Isn't the scenario you are describing the ultimate collapse of art and culture as we know it? If everyone sits at home and creates the content that they want, what do we talk about? How do we engage in shared culture if there is nothing to experience together?


Replies

darkwatertoday at 2:26 PM

Well, that was a recent invention anyway - at least in Europe where I live. TVs did not really reach most of the households until late '70s and the shared pop culture based on movies (mostly from US), cartoons (mix from Japan and US), advertisements (usually national) was created quite fast.
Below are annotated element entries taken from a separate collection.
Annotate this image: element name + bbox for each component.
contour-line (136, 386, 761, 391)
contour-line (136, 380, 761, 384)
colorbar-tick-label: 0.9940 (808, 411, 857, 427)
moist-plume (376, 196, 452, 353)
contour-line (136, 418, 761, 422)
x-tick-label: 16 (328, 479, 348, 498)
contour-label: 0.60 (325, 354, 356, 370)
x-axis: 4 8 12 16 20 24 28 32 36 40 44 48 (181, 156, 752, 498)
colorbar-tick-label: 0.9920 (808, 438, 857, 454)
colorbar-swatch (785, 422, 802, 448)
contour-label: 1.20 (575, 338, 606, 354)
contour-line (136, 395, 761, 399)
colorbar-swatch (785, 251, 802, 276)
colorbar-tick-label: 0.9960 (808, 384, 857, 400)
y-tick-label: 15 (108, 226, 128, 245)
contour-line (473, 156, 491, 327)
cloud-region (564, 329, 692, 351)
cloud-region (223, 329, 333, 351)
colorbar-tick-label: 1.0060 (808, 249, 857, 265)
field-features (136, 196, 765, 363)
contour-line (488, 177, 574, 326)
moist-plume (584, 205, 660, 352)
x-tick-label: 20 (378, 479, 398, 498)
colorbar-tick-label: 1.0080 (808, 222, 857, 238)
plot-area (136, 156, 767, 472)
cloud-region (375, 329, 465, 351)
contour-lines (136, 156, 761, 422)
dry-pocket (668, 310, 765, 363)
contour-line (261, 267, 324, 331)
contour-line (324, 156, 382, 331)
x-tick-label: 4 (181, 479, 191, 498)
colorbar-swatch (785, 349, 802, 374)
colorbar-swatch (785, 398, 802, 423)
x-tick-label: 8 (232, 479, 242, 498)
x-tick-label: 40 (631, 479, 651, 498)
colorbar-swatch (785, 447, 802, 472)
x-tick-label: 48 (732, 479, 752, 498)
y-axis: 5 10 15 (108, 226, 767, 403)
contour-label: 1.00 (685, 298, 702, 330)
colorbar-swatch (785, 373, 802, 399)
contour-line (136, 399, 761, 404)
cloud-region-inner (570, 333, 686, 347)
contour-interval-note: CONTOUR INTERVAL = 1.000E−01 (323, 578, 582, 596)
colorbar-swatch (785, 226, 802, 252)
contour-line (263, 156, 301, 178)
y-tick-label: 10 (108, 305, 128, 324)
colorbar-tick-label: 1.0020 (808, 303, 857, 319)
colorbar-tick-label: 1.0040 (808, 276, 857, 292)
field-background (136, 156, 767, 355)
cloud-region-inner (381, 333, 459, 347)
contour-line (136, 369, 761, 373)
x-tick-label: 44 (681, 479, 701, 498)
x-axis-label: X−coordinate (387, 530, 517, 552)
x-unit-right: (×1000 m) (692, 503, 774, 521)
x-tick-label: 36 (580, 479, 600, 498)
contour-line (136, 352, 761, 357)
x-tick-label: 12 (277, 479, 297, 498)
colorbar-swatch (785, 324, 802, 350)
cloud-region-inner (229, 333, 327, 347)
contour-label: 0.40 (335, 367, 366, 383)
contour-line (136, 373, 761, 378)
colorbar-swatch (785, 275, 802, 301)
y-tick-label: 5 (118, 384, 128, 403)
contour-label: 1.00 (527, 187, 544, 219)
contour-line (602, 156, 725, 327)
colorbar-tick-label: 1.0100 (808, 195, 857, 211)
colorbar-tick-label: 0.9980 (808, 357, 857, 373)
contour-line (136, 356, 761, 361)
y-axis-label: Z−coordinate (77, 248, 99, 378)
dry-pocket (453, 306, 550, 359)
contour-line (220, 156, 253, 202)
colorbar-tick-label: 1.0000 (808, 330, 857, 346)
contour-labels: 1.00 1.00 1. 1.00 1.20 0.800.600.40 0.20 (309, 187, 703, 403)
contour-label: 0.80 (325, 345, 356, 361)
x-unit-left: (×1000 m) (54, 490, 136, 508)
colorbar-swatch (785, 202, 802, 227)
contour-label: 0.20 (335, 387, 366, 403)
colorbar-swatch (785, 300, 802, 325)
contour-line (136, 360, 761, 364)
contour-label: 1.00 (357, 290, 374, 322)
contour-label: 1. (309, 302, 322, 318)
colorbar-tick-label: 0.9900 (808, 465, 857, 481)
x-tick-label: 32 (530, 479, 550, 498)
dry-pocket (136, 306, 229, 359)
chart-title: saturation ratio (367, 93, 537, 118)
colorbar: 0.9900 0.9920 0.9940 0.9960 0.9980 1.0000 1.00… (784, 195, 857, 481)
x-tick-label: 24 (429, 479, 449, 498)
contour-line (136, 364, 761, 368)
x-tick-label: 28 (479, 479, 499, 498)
It's not an immutable fact of the human society.

mantastoday at 1:04 PM

Welcome to the life of fringe subcultures. Of course subcultures, even most fringe ones, still have some community. But even in generated content world, some people would end up with similar taste and that generated content being similar. They may even share that content and watch some of each other's content! And oh boy the joy of meeting that rare human who has similar taste! E.g. knowing some fringe band that created a demo tape 2 decades ago that you found in some strange torrent tracker.

But yes, mass/pop culture as we know it would be dead. And IMO the world would be better off.

I agree with other comments that may lead to people staying inside their comfort zone. But I think it's question of time when good portion of people would start sharing that content with other people. Expanding each others' imagination. And few that don't... Well, existing pop culture is not exactly good at expanding mind as well. And such decentralized content creation may be less prone to propaganda and other social control efforts.